Le prisonnier se laissa glisser doucement contre le mur de verre de sa cage et se rassit, le visage entre les mains. Il ramena sa tête en arrière, la posa contre la paroi en verre et ferma les yeux, ignorant la larme salée qui glissait doucement sur sa joue, tandis qu’il oubliait la réalité et s’enfuyait dans ses rêveries.

Ce n’était pas seulement sa vie que son geôlier lui volait. C’était son destin. Il était né pour transmettre un message. Il était destiné à raconter, à faire rêver. Il était venu au monde pour offrir une échappatoire, pour permettre aux gens de fuir la routine de leur vie l’espace de quelques heures.

Grâce à lui, les gens goûteraient à l’aventure qu’ils craignaient d’intégrer dans leur propre vie. Lorsqu’ils auraient besoin d’un moment de répit, il interviendrait, il les emmènerait, il les emporterait à ses côtés. Avec lui, ils ressentiraient un arc-en-ciel d’émotions qui les entraînerait au plus profond d’eux-mêmes. À ses côtés, ils apprendraient à vivre et à ressentir. Avec l’aide de Lisanne, il leur enseignerait à se laisser guider par leurs sentiments, à faire confiance à leurs ressentis, à s’écouter et à suivre leur intuition. Lorsque le prisonnier ouvrirait la bouche, le silence se ferait et les gens apprendraient, emportés par la ferveur de sa voix et le tourbillon d’émotions qu’il créerait.
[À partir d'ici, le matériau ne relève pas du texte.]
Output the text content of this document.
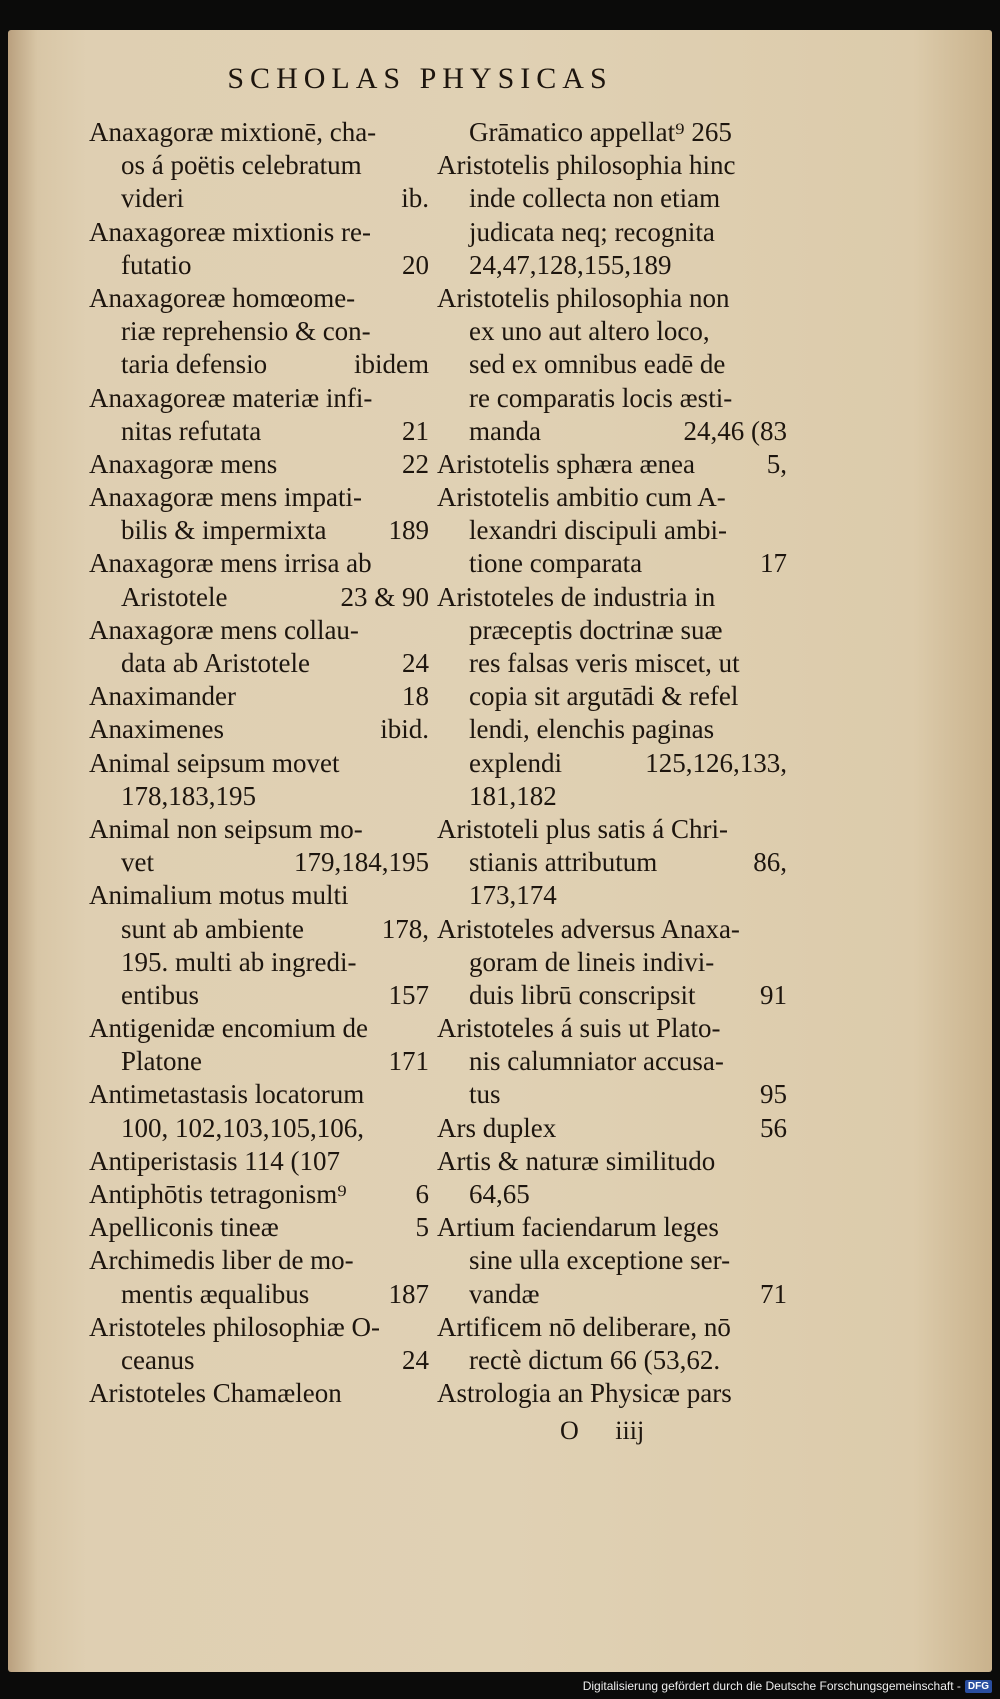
SCHOLAS PHYSICAS
Anaxagoræ mixtionē, cha-
os á poëtis celebratum
videri	ib.
Anaxagoreæ mixtionis re-
futatio	20
Anaxagoreæ homœome-
riæ reprehensio & con-
taria defensio	ibidem
Anaxagoreæ materiæ infi-
nitas refutata	21
Anaxagoræ mens	22
Anaxagoræ mens impati-
bilis & impermixta 189
Anaxagoræ mens irrisa ab
Aristotele	23 & 90
Anaxagoræ mens collau-
data ab Aristotele	24
Anaximander	18
Anaximenes	ibid.
Animal seipsum movet
178,183,195
Animal non seipsum mo-
vet	179,184,195
Animalium motus multi
sunt ab ambiente	178,
195. multi ab ingredi-
entibus	157
Antigenidæ encomium de
Platone	171
Antimetastasis locatorum
100, 102,103,105,106,
Antiperistasis 114 (107
Antiphōtis tetragonism⁹	6
Apelliconis tineæ	5
Archimedis liber de mo-
mentis æqualibus	187
Aristoteles philosophiæ O-
ceanus	24
Aristoteles Chamæleon
Grāmatico appellat⁹ 265
Aristotelis philosophia hinc
inde collecta non etiam
judicata neq; recognita
24,47,128,155,189
Aristotelis philosophia non
ex uno aut altero loco,
sed ex omnibus eadē de
re comparatis locis æsti-
manda	24,46 (83
Aristotelis sphæra ænea	5,
Aristotelis ambitio cum A-
lexandri discipuli ambi-
tione comparata	17
Aristoteles de industria in
præceptis doctrinæ suæ
res falsas veris miscet, ut
copia sit argutādi & refel
lendi, elenchis paginas
explendi	125,126,133,
181,182
Aristoteli plus satis á Chri-
stianis attributum	86,
173,174
Aristoteles adversus Anaxa-
goram de lineis indivi-
duis librū conscripsit 91
Aristoteles á suis ut Plato-
nis calumniator accusa-
tus	95
Ars duplex	56
Artis & naturæ similitudo
64,65
Artium faciendarum leges
sine ulla exceptione ser-
vandæ	71
Artificem nō deliberare, nō
rectè dictum 66 (53,62.
Astrologia an Physicæ pars
O iiij
Digitalisierung gefördert durch die Deutsche Forschungsgemeinschaft - DFG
Le prisonnier ouvrit les yeux sans remarquer qu’ils étaient baignés de larmes. Il ne voyait plus la cage de verre qui l’entourait. Inconscient de son environnement, il rêvait. Il rêvait aux rires que son histoire provoquerait, à la tristesse qu’elle engendrerait parfois, à la crainte qui s’emparerait des cœurs, aux larmes qui couleraient durant le récit, à la réflexion qu’il engendrerait, au profond bien-être qui étreindrait ceux qui l’accompagneraient jusqu’à la dernière ligne et jusqu’au mot de la fin.
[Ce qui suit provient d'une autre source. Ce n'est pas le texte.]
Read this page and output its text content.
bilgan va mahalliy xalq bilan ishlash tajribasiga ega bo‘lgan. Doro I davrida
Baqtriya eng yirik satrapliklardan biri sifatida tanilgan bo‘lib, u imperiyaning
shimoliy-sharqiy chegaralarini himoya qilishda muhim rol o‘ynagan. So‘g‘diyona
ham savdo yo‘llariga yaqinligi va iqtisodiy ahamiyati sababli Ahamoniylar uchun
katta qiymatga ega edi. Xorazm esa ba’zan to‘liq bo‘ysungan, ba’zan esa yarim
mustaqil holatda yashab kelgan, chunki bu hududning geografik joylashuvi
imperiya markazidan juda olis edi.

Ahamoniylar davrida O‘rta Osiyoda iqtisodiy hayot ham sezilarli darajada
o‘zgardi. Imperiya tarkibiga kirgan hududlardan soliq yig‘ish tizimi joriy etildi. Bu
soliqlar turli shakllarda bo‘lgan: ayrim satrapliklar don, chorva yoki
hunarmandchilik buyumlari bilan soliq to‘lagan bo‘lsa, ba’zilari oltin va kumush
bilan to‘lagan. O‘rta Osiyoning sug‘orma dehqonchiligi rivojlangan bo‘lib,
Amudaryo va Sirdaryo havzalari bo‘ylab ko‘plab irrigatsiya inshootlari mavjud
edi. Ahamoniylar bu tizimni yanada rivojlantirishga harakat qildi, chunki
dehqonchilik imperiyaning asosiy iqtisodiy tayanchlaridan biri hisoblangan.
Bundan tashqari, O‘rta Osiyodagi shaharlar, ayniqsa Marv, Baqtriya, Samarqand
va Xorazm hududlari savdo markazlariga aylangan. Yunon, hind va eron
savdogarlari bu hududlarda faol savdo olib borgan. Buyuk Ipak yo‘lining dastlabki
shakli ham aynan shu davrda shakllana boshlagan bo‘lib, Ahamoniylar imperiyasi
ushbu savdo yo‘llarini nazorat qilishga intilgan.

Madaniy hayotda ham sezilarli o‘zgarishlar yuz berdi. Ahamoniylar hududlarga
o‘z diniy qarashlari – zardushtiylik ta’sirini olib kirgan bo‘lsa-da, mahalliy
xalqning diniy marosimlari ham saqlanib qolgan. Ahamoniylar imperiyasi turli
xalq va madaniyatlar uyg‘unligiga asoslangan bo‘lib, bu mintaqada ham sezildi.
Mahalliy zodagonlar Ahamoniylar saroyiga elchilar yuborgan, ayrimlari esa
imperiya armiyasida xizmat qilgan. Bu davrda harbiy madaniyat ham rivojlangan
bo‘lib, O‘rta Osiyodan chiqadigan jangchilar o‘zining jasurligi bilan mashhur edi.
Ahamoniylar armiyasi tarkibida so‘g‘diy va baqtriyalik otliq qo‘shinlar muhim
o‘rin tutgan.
Il serra les dents en songeant à ce dont son geôlier privait le monde en le gardant captif et en l’empêchant de révéler l’histoire de Lisanne, son héroïne qui après avoir tout perdu, s’était acharnée jusqu’à trouver en elle-même la source de son bonheur.
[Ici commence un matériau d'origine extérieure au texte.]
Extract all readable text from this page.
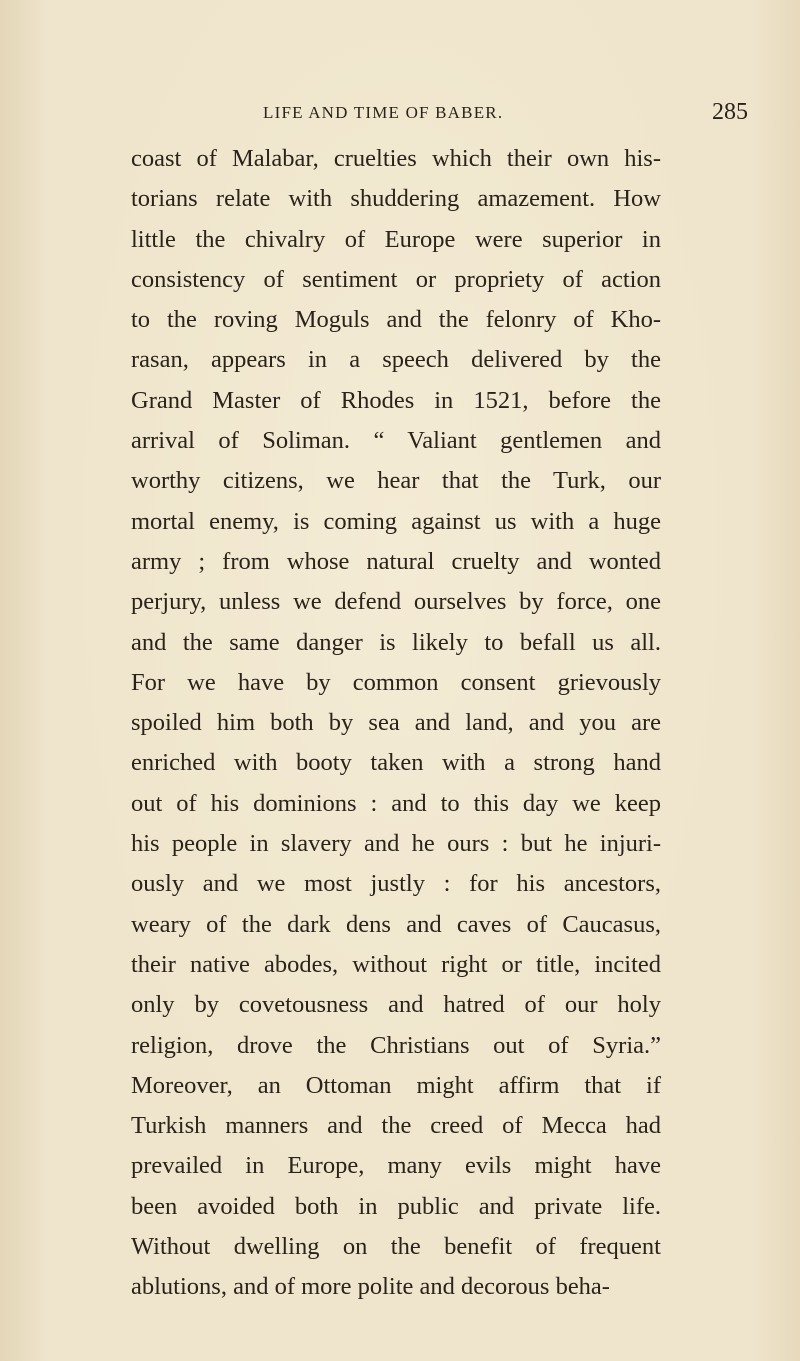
LIFE AND TIME OF BABER.	285
coast of Malabar, cruelties which their own his-
torians relate with shuddering amazement. How
little the chivalry of Europe were superior in
consistency of sentiment or propriety of action
to the roving Moguls and the felonry of Kho-
rasan, appears in a speech delivered by the
Grand Master of Rhodes in 1521, before the
arrival of Soliman. “ Valiant gentlemen and
worthy citizens, we hear that the Turk, our
mortal enemy, is coming against us with a huge
army ; from whose natural cruelty and wonted
perjury, unless we defend ourselves by force, one
and the same danger is likely to befall us all.
For we have by common consent grievously
spoiled him both by sea and land, and you are
enriched with booty taken with a strong hand
out of his dominions : and to this day we keep
his people in slavery and he ours : but he injuri-
ously and we most justly : for his ancestors,
weary of the dark dens and caves of Caucasus,
their native abodes, without right or title, incited
only by covetousness and hatred of our holy
religion, drove the Christians out of Syria.”
Moreover, an Ottoman might affirm that if
Turkish manners and the creed of Mecca had
prevailed in Europe, many evils might have
been avoided both in public and private life.
Without dwelling on the benefit of frequent
ablutions, and of more polite and decorous beha-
Alexis privait les gens de faire aux côtés du prisonnier tous les voyages qu’ils aimeraient réaliser mais qui leur restaient inaccessibles. Il les privait des contrées sauvages auxquelles ils rêvaient, il les privait des aventures auxquelles ils aspiraient. Il leur refusait évasion et transformation. Il les coupait d’une représentation de ce qu’ils aimeraient être, de ce qu’ils aimeraient faire, de ce à quoi ils aspiraient et que Lisanne représentait si bien.

 

En consultant le calendrier pour la seconde fois ce matin-là, le prisonnier soupira.

Quatre ans. Quatre longues années. Longtemps. Trop longtemps qu’il croupissait là, captif d’une cage de verre et du bon vouloir de son geôlier.

Bien trop longtemps qu’il gisait là, simple document classé dans le coin supérieur droit d’un écran de verre, roman captif d’un ordinateur et du bon vouloir d’un auteur vieillissant qui refusait de le publier et le gardait prisonnier.

Alexis Brabanne avait oublié le roman qu’il avait pris tant d’heures à rédiger. L’écrivain sur le déclin avait rejeté son dernier-né dans un coin de sa mémoire et sur le bureau de son ordinateur, le rendant captif d’un simple disque dur, et le privant par-là-même de la chance de prendre un corps de papier et de raconter son histoire au monde entier.

Quatre ans. Quatre longues années. Longtemps. Trop longtemps que le roman croupissait là, captif de sa cage de verre et du bon vouloir de son geôlier.